Content-Type Description
text/plain Typically used for a typical mail or news message. text/richtext is also common.
text/xml Typically used with SwA (SOAP with Attachments).
application/octet-stream Used where the message is an unknown type and contains any kind of data as bytes.
application/xml Used for application-specific xml data.
x-type Used for non-standard content type. It must start with the characters x-.
image/jpeg Used for images. image/jpeg and image/gif are common image formats that are used
multipart/related Used for multiple related parts in a message. Specifically used with SwA (SOAP with Attachments)
multipart/signed Used for multiple related parts in a message including signature. Specifically used with S/MIME
multipart/mixed Used for multiple independent parts in a message
Content-Transfer-Encoding

Optional. Many Content-Types are represented as 8-bit character or binary data, and can include XML, which typically uses UTF-8 or UTF-16 encoding. This type of data cannot be transmitted over some transport protocols, and might be encoded to 7-bit.
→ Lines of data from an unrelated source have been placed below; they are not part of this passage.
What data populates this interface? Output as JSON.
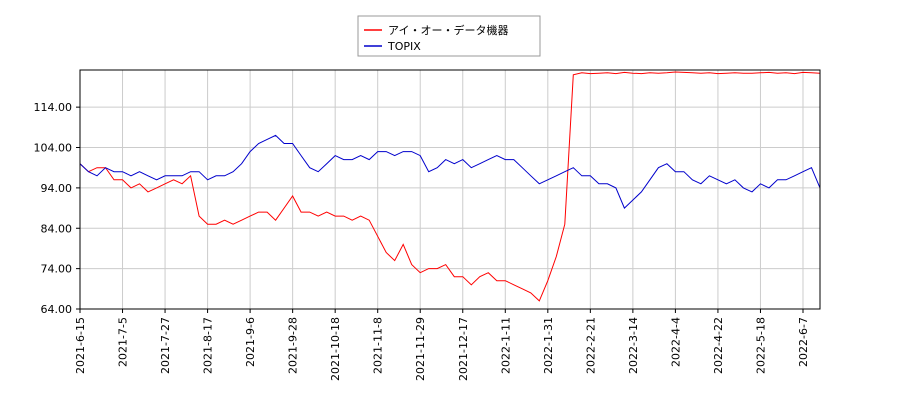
{
  "chart_data": {
    "type": "line",
    "categories": [
      "2021-6-15",
      null,
      null,
      null,
      null,
      "2021-7-5",
      null,
      null,
      null,
      null,
      "2021-7-27",
      null,
      null,
      null,
      null,
      "2021-8-17",
      null,
      null,
      null,
      null,
      "2021-9-6",
      null,
      null,
      null,
      null,
      "2021-9-28",
      null,
      null,
      null,
      null,
      "2021-10-18",
      null,
      null,
      null,
      null,
      "2021-11-8",
      null,
      null,
      null,
      null,
      "2021-11-29",
      null,
      null,
      null,
      null,
      "2021-12-17",
      null,
      null,
      null,
      null,
      "2022-1-11",
      null,
      null,
      null,
      null,
      "2022-1-31",
      null,
      null,
      null,
      null,
      "2022-2-21",
      null,
      null,
      null,
      null,
      "2022-3-14",
      null,
      null,
      null,
      null,
      "2022-4-4",
      null,
      null,
      null,
      null,
      "2022-4-22",
      null,
      null,
      null,
      null,
      "2022-5-18",
      null,
      null,
      null,
      null,
      "2022-6-7",
      null,
      null
    ],
    "series": [
      {
        "name": "アイ・オー・データ機器",
        "color": "#ff0000",
        "values": [
          100,
          98,
          99,
          99,
          96,
          96,
          94,
          95,
          93,
          94,
          95,
          96,
          95,
          97,
          87,
          85,
          85,
          86,
          85,
          86,
          87,
          88,
          88,
          86,
          89,
          92,
          88,
          88,
          87,
          88,
          87,
          87,
          86,
          87,
          86,
          82,
          78,
          76,
          80,
          75,
          73,
          74,
          74,
          75,
          72,
          72,
          70,
          72,
          73,
          71,
          71,
          70,
          69,
          68,
          66,
          71,
          77,
          85,
          122,
          122.5,
          122.3,
          122.4,
          122.5,
          122.3,
          122.6,
          122.4,
          122.3,
          122.5,
          122.4,
          122.5,
          122.7,
          122.6,
          122.5,
          122.4,
          122.5,
          122.3,
          122.4,
          122.5,
          122.4,
          122.4,
          122.5,
          122.6,
          122.4,
          122.5,
          122.3,
          122.6,
          122.5,
          122.4
        ]
      },
      {
        "name": "TOPIX",
        "color": "#0000cc",
        "values": [
          100,
          98,
          97,
          99,
          98,
          98,
          97,
          98,
          97,
          96,
          97,
          97,
          97,
          98,
          98,
          96,
          97,
          97,
          98,
          100,
          103,
          105,
          106,
          107,
          105,
          105,
          102,
          99,
          98,
          100,
          102,
          101,
          101,
          102,
          101,
          103,
          103,
          102,
          103,
          103,
          102,
          98,
          99,
          101,
          100,
          101,
          99,
          100,
          101,
          102,
          101,
          101,
          99,
          97,
          95,
          96,
          97,
          98,
          99,
          97,
          97,
          95,
          95,
          94,
          89,
          91,
          93,
          96,
          99,
          100,
          98,
          98,
          96,
          95,
          97,
          96,
          95,
          96,
          94,
          93,
          95,
          94,
          96,
          96,
          97,
          98,
          99,
          94
        ]
      }
    ],
    "ylim": [
      64,
      123.2
    ],
    "yticks": [
      {
        "value": 64,
        "label": "64.00"
      },
      {
        "value": 74,
        "label": "74.00"
      },
      {
        "value": 84,
        "label": "84.00"
      },
      {
        "value": 94,
        "label": "94.00"
      },
      {
        "value": 104,
        "label": "104.00"
      },
      {
        "value": 114,
        "label": "114.00"
      }
    ],
    "grid": true
  }
}
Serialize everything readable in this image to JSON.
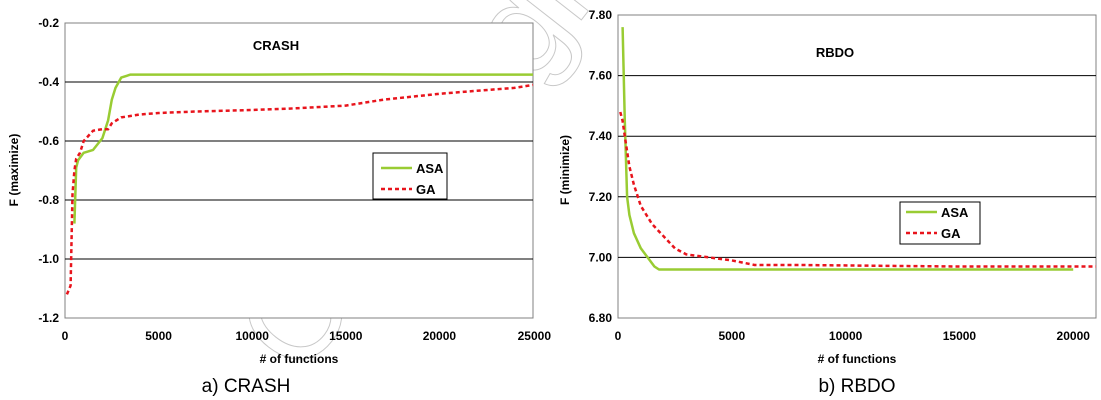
{
  "watermark": "Copyright by DI",
  "chart_data": [
    {
      "type": "line",
      "title": "CRASH",
      "caption": "a) CRASH",
      "xlabel": "# of functions",
      "ylabel": "F (maximize)",
      "xlim": [
        0,
        25000
      ],
      "ylim": [
        -1.2,
        -0.2
      ],
      "xticks": [
        "0",
        "5000",
        "10000",
        "15000",
        "20000",
        "25000"
      ],
      "yticks": [
        "-1.2",
        "-1.0",
        "-0.8",
        "-0.6",
        "-0.4",
        "-0.2"
      ],
      "grid": "horizontal",
      "legend_position": "right",
      "series": [
        {
          "name": "ASA",
          "color": "#99cc33",
          "style": "solid",
          "points": [
            [
              500,
              -0.88
            ],
            [
              600,
              -0.69
            ],
            [
              700,
              -0.665
            ],
            [
              1000,
              -0.64
            ],
            [
              1500,
              -0.63
            ],
            [
              2000,
              -0.59
            ],
            [
              2300,
              -0.53
            ],
            [
              2500,
              -0.46
            ],
            [
              2700,
              -0.42
            ],
            [
              3000,
              -0.385
            ],
            [
              3500,
              -0.375
            ],
            [
              5000,
              -0.375
            ],
            [
              10000,
              -0.375
            ],
            [
              15000,
              -0.374
            ],
            [
              20000,
              -0.375
            ],
            [
              25000,
              -0.375
            ]
          ]
        },
        {
          "name": "GA",
          "color": "#e8141c",
          "style": "dashed",
          "points": [
            [
              100,
              -1.12
            ],
            [
              300,
              -1.09
            ],
            [
              400,
              -0.78
            ],
            [
              500,
              -0.7
            ],
            [
              600,
              -0.66
            ],
            [
              800,
              -0.64
            ],
            [
              1000,
              -0.6
            ],
            [
              1500,
              -0.565
            ],
            [
              2000,
              -0.56
            ],
            [
              2300,
              -0.56
            ],
            [
              2500,
              -0.54
            ],
            [
              3000,
              -0.52
            ],
            [
              4000,
              -0.51
            ],
            [
              5000,
              -0.505
            ],
            [
              7000,
              -0.5
            ],
            [
              10000,
              -0.495
            ],
            [
              12000,
              -0.49
            ],
            [
              15000,
              -0.48
            ],
            [
              17000,
              -0.46
            ],
            [
              20000,
              -0.44
            ],
            [
              22000,
              -0.43
            ],
            [
              24000,
              -0.42
            ],
            [
              25000,
              -0.41
            ]
          ]
        }
      ]
    },
    {
      "type": "line",
      "title": "RBDO",
      "caption": "b) RBDO",
      "xlabel": "# of functions",
      "ylabel": "F (minimize)",
      "xlim": [
        0,
        21000
      ],
      "ylim": [
        6.8,
        7.8
      ],
      "xticks": [
        "0",
        "5000",
        "10000",
        "15000",
        "20000"
      ],
      "yticks": [
        "6.80",
        "7.00",
        "7.20",
        "7.40",
        "7.60",
        "7.80"
      ],
      "grid": "horizontal",
      "legend_position": "right",
      "series": [
        {
          "name": "ASA",
          "color": "#99cc33",
          "style": "solid",
          "points": [
            [
              200,
              7.76
            ],
            [
              300,
              7.45
            ],
            [
              400,
              7.2
            ],
            [
              500,
              7.14
            ],
            [
              700,
              7.08
            ],
            [
              1000,
              7.03
            ],
            [
              1300,
              7.0
            ],
            [
              1600,
              6.97
            ],
            [
              1800,
              6.96
            ],
            [
              2500,
              6.96
            ],
            [
              5000,
              6.96
            ],
            [
              10000,
              6.96
            ],
            [
              15000,
              6.96
            ],
            [
              20000,
              6.96
            ]
          ]
        },
        {
          "name": "GA",
          "color": "#e8141c",
          "style": "dashed",
          "points": [
            [
              100,
              7.48
            ],
            [
              200,
              7.45
            ],
            [
              300,
              7.4
            ],
            [
              500,
              7.3
            ],
            [
              700,
              7.24
            ],
            [
              1000,
              7.17
            ],
            [
              1500,
              7.11
            ],
            [
              2000,
              7.07
            ],
            [
              2500,
              7.03
            ],
            [
              3000,
              7.01
            ],
            [
              4000,
              7.0
            ],
            [
              5000,
              6.99
            ],
            [
              6000,
              6.975
            ],
            [
              8000,
              6.975
            ],
            [
              12000,
              6.972
            ],
            [
              15000,
              6.97
            ],
            [
              21000,
              6.97
            ]
          ]
        }
      ]
    }
  ]
}
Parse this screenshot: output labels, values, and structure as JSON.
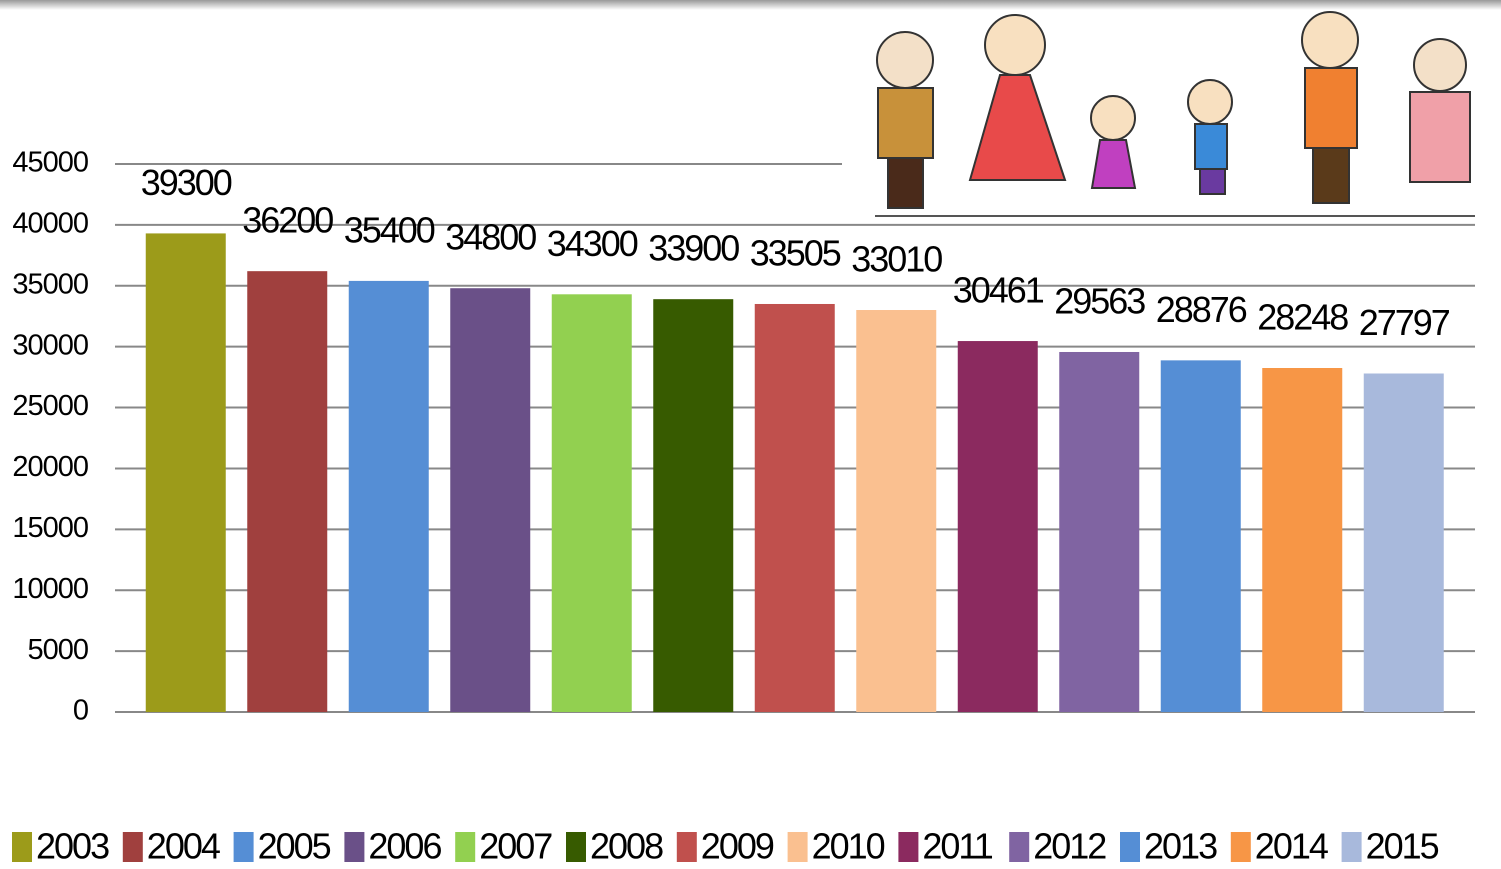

The Content-Transfer-Encoding header field is used to indicate the type of transformation that has been used for encoding this type of data into a 7-bit format.

The following values only are allowed by the WS-I Basic Profile:

  • 7bit - the default
  • 8bit
  • binary
  • base64
  • quoted-printable

The values 7bit, 8bit, and binary all effectively mean that no encoding took place. A MIME conformant mail gateway might use this value to control how it handles the message. For example, encoding it as 7bit before passing routing it over SMTP.

The values base64 and quoted-printable mean that the content has been encoded. The value quoted-printable means that only non-7-bit characters in the original are encoded, and is intended to yield a document which is still human-readable. This setting is most likely to be used in conjunction with a Content-Type of text/plain.

Content-ID

Optional. This field enables parts to be labeled, and referenced from other parts of the message. These parts are typically referenced from part 0 (the first) of the message.

Content-Description

Optional. This field enables parts to be described.

MIME encodings

The following section provides a basic guide to the base64 and quoted-printable encoding; refer to RFC 1521 (linked at the end of this topic) for a definitive specification of MIME encodings.

base64

The original data is broken into groups of 3 octets. Each group is then treated as 4 concatenated 6-bit groups, each of which is translated into a single digit in the base64 alphabet. The base64 alphabet is A-Z, a-z, 0-9, and / (with A=0 and /=63).

This diagram shows how 8-bit data is broken down into 6-bit encoded data.

If fewer than 24 bits are available at the end of the data, the encoded data is padded using the "=" character. The maximum line length in the encoded data is 76 characters and line breaks (and all other characters not in the alphabet above) are ignored when decoding.

Examples:

Input Output
Some data encoded in base64. U29tZSBkYXRhIGVuY29kZWQgaW4gYmFzZTY0Lg==
life of brian bGlmZSBvZiBicmlhbg==
what d2hhdA==
quoted-printable

This encoding is appropriate only if most of the data comprises printable characters. Specifically, characters in the ranges 33-60 and 62-126 are typically represented by the corresponding ASCII characters. Control characters and 8-bit data must be represented by the sequence = followed by a pair of hexadecimal digits.

The standard ASCII space <SP> and horizontal tab <HT> represent themselves, unless they appear at the end of an encoded line (without a soft line break), in which case the equivalent hexadecimal format must be used (=20 and =09 respectively).

Line breaks in the data are represented by the RFC 822 line break sequence <CR><LF> and should be encoded as "=0D=0A" if binary data is being encoded.

For base64, the maximum line length in the encoded data is 76 characters. An ‘=' sign at the end of an encoded line (a ‘soft' line break) is used to tell the decoder that the line is to be continued.